Discharge path for buck-boost converter

[BlackMelon]

Hi!

I'm interested in no load condition of the converter. As what's in a simplified circuit, with load removed, there is no discharge path for the capacitor in the case that I want to reduce the output voltage after I pumped it up.

Is my understanding right?

Thanks

 

[Colin Mitchell]

I don't know what you want. The diode is around the wrong way.

 

[(*steve*)]

Typically your feedback network would draw some current.

 

[KrisBlueNZ]

The diode is around the wrong way.

It's a buck-boost converter.

 

[Arouse1973]

I don't know what you want. The diode is around the wrong way.

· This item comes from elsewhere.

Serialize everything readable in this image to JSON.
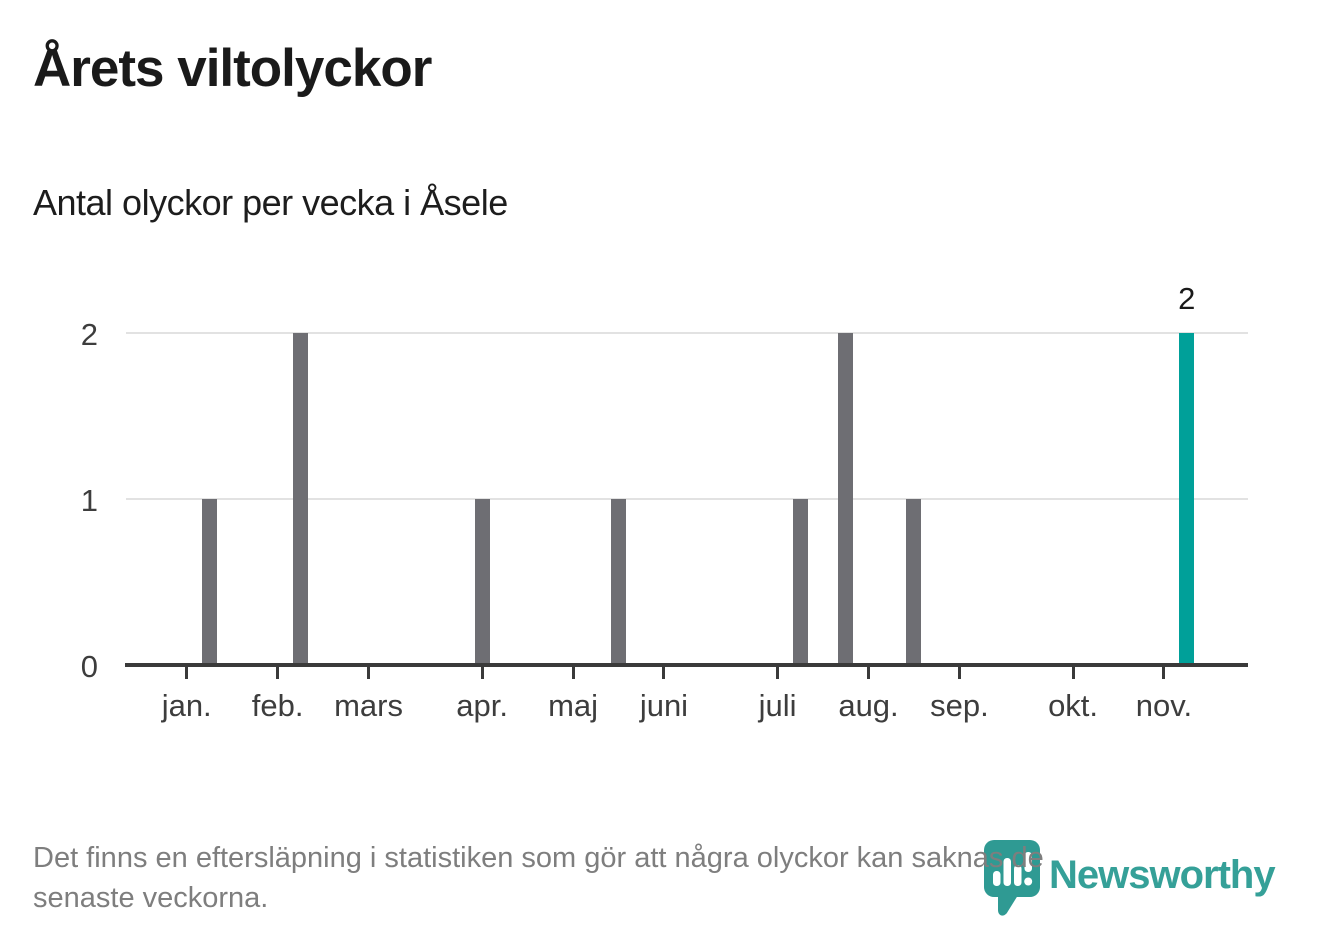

No the diodes not around the wrong way, this is fine. It's designed to reverse the polarity of the input voltage. This is a positive to negative buck-boost configuration. Buck boost being the name given to this kind of group configuration.
Adam

 

[Arouse1973]

@kris snap

 

[BlackMelon]

I mean this:
At the first time, I boosted the capacitor voltage up to 100V in no load operation(no resistor in the circuit diagram which I showed you). Luckily, I've got a feedback loop and it stops the circuit from pushing more energy to the capacitor (which causes overvoltage to the capacitor). Now I want to reduce the capacitor's 100V down to 20V but I have no resistor to discharge the capacitor so what I want to ask you is "The voltage will not be able to decrease, right?"

 

[KrisBlueNZ]

I don't understand your question.

If you have no load on the capacitor at all, then it will only discharge due to its internal leakage.

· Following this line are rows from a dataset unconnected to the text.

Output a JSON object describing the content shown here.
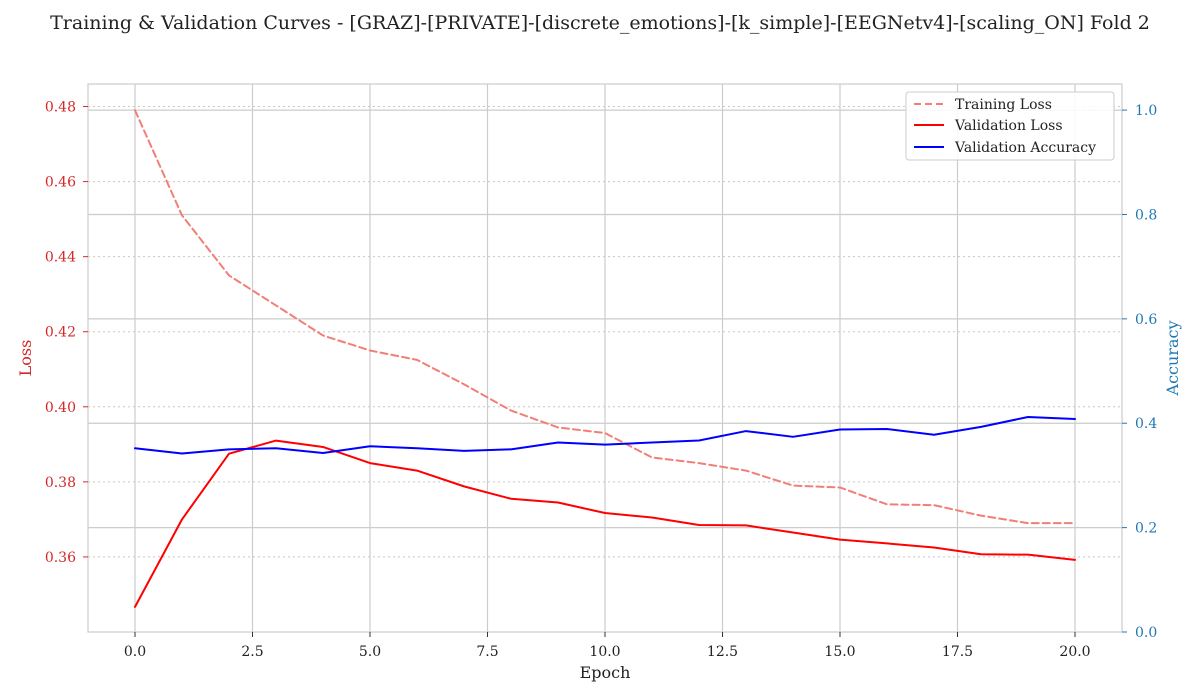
{
  "chart_data": {
    "type": "line",
    "title": "Training & Validation Curves - [GRAZ]-[PRIVATE]-[discrete_emotions]-[k_simple]-[EEGNetv4]-[scaling_ON] Fold 2",
    "xlabel": "Epoch",
    "ylabel_left": "Loss",
    "ylabel_right": "Accuracy",
    "xlim": [
      -1,
      21
    ],
    "ylim_left": [
      0.34,
      0.486
    ],
    "ylim_right": [
      0.0,
      1.05
    ],
    "x_ticks": [
      0.0,
      2.5,
      5.0,
      7.5,
      10.0,
      12.5,
      15.0,
      17.5,
      20.0
    ],
    "x_tick_labels": [
      "0.0",
      "2.5",
      "5.0",
      "7.5",
      "10.0",
      "12.5",
      "15.0",
      "17.5",
      "20.0"
    ],
    "y_left_ticks": [
      0.36,
      0.38,
      0.4,
      0.42,
      0.44,
      0.46,
      0.48
    ],
    "y_left_tick_labels": [
      "0.36",
      "0.38",
      "0.40",
      "0.42",
      "0.44",
      "0.46",
      "0.48"
    ],
    "y_right_ticks": [
      0.0,
      0.2,
      0.4,
      0.6,
      0.8,
      1.0
    ],
    "y_right_tick_labels": [
      "0.0",
      "0.2",
      "0.4",
      "0.6",
      "0.8",
      "1.0"
    ],
    "grid": true,
    "legend_position": "upper right",
    "x": [
      0,
      1,
      2,
      3,
      4,
      5,
      6,
      7,
      8,
      9,
      10,
      11,
      12,
      13,
      14,
      15,
      16,
      17,
      18,
      19,
      20
    ],
    "series": [
      {
        "name": "Training Loss",
        "axis": "left",
        "color": "#f07f78",
        "dash": "dashed",
        "values": [
          0.479,
          0.451,
          0.435,
          0.427,
          0.419,
          0.415,
          0.4125,
          0.406,
          0.399,
          0.3945,
          0.393,
          0.3865,
          0.385,
          0.383,
          0.379,
          0.3785,
          0.374,
          0.3738,
          0.371,
          0.369,
          0.369
        ]
      },
      {
        "name": "Validation Loss",
        "axis": "left",
        "color": "#ff0000",
        "dash": "solid",
        "values": [
          0.3467,
          0.37,
          0.3875,
          0.391,
          0.3893,
          0.385,
          0.383,
          0.3788,
          0.3755,
          0.3745,
          0.3717,
          0.3705,
          0.3685,
          0.3684,
          0.3665,
          0.3646,
          0.3636,
          0.3625,
          0.3607,
          0.3606,
          0.3592
        ]
      },
      {
        "name": "Validation Accuracy",
        "axis": "right",
        "color": "#0000ff",
        "dash": "solid",
        "values": [
          0.352,
          0.342,
          0.35,
          0.352,
          0.343,
          0.356,
          0.352,
          0.347,
          0.35,
          0.363,
          0.359,
          0.363,
          0.367,
          0.385,
          0.374,
          0.388,
          0.389,
          0.378,
          0.393,
          0.412,
          0.408
        ]
      }
    ]
  }
}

If you have a feedback circuit using a voltage divider across the capacitor, that will discharge the capacitor slowly, as Steve pointed out in post #3.

If you change the control circuit so it stops switching when the capacitor voltage reaches -20V then the capacitor will charge to -20V.

If that doesn't answer your question, then you need to ask your question clearly.